- Davis sees potential compromise on single market, migration
- Boris Johnson says Brexit an opportunity for more global role
With just over three weeks since the Brexit vote, some of its chief advocates -- who now find themselves in government -- are putting forward their plans for a more outward-looking Britain.
Chief Brexit negotiator David Davis is confident that the U.K. can retain access to the single market while tightening restrictions on migration. Newly appointed Foreign Secretary Boris Johnson said Brexit is an opportunity for Britain to be “truly global.” Trade Secretary Liam Fox has started lining up deals around the world, ready to be put into place once Britain divorces from the bloc.
The comments echo the argument put forward during campaigning that Britain could play a more influential role on the global stage outside the European Union. Politicians in Prime Minister Theresa May’s newly formed government now face the task of turning that idea into reality. They’re faced with oncoming exit negotiations with EU leaders who say they’re unlikely to compromise on restricting migration to the U.K. if the country is to retain access to the single market.
The European Commission “must realize the British public have made it clear where they stand on regaining control of our borders,” Davis, who was appointed last week, said in an interview with the Mail on Sunday. “At the end of the day the initial anger will be replaced by common interest.”

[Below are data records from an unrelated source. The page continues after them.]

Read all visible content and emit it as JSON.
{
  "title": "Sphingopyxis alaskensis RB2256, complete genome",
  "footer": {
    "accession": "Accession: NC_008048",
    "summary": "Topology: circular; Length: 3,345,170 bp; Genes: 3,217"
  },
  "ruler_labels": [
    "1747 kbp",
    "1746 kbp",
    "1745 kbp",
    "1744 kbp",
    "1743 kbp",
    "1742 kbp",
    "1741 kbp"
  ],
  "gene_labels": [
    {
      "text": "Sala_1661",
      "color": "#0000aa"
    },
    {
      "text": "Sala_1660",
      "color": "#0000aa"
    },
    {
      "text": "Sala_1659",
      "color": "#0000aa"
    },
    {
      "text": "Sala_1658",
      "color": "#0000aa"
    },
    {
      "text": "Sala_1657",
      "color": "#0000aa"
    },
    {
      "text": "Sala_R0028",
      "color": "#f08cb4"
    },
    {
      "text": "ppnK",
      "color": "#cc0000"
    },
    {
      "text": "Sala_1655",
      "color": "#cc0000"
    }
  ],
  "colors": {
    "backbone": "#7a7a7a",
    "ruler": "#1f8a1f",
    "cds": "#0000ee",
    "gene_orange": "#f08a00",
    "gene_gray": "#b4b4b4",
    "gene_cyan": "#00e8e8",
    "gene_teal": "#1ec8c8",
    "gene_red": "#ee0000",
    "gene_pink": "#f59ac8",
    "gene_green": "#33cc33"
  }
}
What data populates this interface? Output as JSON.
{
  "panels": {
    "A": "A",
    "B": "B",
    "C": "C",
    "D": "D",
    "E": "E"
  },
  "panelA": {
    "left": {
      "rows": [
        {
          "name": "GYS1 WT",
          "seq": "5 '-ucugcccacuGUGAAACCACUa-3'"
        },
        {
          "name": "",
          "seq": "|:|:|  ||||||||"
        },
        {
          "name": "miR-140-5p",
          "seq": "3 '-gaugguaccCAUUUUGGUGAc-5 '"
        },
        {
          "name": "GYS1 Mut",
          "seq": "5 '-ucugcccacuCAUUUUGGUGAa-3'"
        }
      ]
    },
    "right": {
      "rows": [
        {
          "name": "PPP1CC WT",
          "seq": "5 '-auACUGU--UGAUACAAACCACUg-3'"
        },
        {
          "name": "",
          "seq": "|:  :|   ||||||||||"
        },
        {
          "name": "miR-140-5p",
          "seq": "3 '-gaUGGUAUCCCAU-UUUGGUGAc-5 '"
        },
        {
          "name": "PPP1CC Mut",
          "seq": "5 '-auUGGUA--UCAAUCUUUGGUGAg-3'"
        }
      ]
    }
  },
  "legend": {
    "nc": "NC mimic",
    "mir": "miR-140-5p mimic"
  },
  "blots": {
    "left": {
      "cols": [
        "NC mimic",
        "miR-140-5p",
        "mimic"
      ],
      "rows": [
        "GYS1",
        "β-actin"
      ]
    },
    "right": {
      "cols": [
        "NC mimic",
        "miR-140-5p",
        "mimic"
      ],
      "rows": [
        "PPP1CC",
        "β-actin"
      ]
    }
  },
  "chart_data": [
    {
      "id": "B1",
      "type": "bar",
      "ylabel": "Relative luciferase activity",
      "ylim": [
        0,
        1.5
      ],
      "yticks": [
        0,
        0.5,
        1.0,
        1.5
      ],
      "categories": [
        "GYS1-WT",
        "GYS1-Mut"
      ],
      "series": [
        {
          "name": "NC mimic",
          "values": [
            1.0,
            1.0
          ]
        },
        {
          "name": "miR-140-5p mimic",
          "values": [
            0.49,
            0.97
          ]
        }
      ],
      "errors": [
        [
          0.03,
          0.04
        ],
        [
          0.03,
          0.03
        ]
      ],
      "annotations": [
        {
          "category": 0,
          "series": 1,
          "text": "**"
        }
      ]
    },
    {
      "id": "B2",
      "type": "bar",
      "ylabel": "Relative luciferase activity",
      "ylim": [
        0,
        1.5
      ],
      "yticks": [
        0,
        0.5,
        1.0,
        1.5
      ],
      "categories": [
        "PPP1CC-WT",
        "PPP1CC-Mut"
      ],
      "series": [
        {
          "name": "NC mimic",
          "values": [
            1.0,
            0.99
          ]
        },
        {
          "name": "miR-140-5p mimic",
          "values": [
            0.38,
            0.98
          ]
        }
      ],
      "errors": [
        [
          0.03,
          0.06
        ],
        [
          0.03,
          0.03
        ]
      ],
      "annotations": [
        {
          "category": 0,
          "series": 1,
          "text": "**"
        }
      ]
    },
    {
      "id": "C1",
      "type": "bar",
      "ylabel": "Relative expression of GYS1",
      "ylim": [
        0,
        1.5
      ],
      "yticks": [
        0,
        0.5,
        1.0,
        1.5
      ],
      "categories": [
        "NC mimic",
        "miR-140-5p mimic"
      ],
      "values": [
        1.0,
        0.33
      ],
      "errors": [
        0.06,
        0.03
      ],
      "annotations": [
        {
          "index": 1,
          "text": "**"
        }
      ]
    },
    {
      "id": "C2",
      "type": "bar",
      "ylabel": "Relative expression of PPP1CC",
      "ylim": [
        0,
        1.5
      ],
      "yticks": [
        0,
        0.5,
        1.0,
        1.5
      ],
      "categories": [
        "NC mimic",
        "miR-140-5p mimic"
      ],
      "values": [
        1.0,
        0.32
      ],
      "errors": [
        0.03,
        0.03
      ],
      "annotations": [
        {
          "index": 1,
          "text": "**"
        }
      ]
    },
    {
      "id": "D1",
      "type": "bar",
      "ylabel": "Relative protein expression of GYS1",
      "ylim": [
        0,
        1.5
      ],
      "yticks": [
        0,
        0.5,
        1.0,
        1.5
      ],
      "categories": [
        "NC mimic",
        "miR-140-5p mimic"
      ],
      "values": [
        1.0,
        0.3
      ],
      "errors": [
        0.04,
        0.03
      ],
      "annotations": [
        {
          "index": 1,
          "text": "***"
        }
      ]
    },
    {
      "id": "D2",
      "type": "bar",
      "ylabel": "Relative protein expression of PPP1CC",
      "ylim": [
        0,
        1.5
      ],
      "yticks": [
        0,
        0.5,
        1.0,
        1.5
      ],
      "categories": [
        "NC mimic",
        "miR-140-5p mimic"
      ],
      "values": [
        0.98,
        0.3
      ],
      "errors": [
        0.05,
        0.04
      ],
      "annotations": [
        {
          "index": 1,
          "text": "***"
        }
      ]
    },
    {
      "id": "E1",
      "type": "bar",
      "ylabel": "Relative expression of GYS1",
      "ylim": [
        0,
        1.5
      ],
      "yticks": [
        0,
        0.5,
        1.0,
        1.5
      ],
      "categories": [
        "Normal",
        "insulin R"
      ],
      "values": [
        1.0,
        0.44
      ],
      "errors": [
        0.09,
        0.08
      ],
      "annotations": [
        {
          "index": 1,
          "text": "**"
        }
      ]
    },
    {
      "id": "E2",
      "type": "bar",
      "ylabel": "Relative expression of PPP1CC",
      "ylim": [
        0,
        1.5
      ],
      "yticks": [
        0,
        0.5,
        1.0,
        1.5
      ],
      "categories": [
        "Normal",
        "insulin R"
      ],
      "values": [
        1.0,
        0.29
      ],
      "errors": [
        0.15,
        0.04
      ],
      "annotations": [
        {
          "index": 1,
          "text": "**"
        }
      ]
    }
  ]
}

That cements a key battle line in the negotiations over Britain’s relationship with the European Union. German Chancellor Angela Merkel said last week that the U.K. government should be given “time to thoroughly think” about what kind of relationship it wants with the EU. Nevertheless, she and other European leaders have agreed that there can be no access to the single market without the associated freedom of movement.
Johnson -- who wrote in the Telegraph that the U.K. “should be more outward-looking, more engaged, and more active on the world stage than ever before” -- travels to Brussels Monday, where he will participate in the EU’s foreign affairs council. He may receive a frosty reception, after French Foreign Minister Jean-Marc Ayrault said that Johnson “lied a lot to the British people” during the referendum campaign and now “finds himself with his back against the wall.”
While the U.K. can’t make formal trade deals with other countries until it has left the bloc, Fox said he is starting to line them up to be signed once it has. In an interview with the Sunday Times, Fox said he is “scoping about a dozen free-trade deals outside the EU to be ready for when we leave,” and that he will fly to the U.S. next week.
Fox is lining up those deals based on a timeline of Britain triggering Article 50 of the Lisbon Treaty by the end of the year, which would start formal exit negotiations with the EU in time to leave by Jan. 1, 2019.
May has previously indicated that Article 50 would probably not be invoked until next year. After meeting with Scottish First Minister Nicola Sturgeon she said that she won’t do so until she has a U.K.-wide approach to exit negotiations.
In an interview with Andrew Marr on the BBC, Sturgeon said that Scotland is “in a very strong position” when asked whether it would have a veto over the timing of starting exit negotiations with Europe. She also said it’s possible that Scotland remains both a part of the U.K. and the EU, though she could call a second referendum on Scottish independence if she’s unable to protect Scotland’s relationship with the EU within the U.K.
Despite the apparent difficulties facing May’s government, Britons appear to have high hopes for her leadership. Nearly half of respondents in a poll by ICM for The Sun said she’ll deliver a good Brexit deal.
Most respondents in a separate poll by ComRes for the Sunday Mirror and Independent opposed a second referendum on European Union membership, and almost half said there’s no need for an early general election.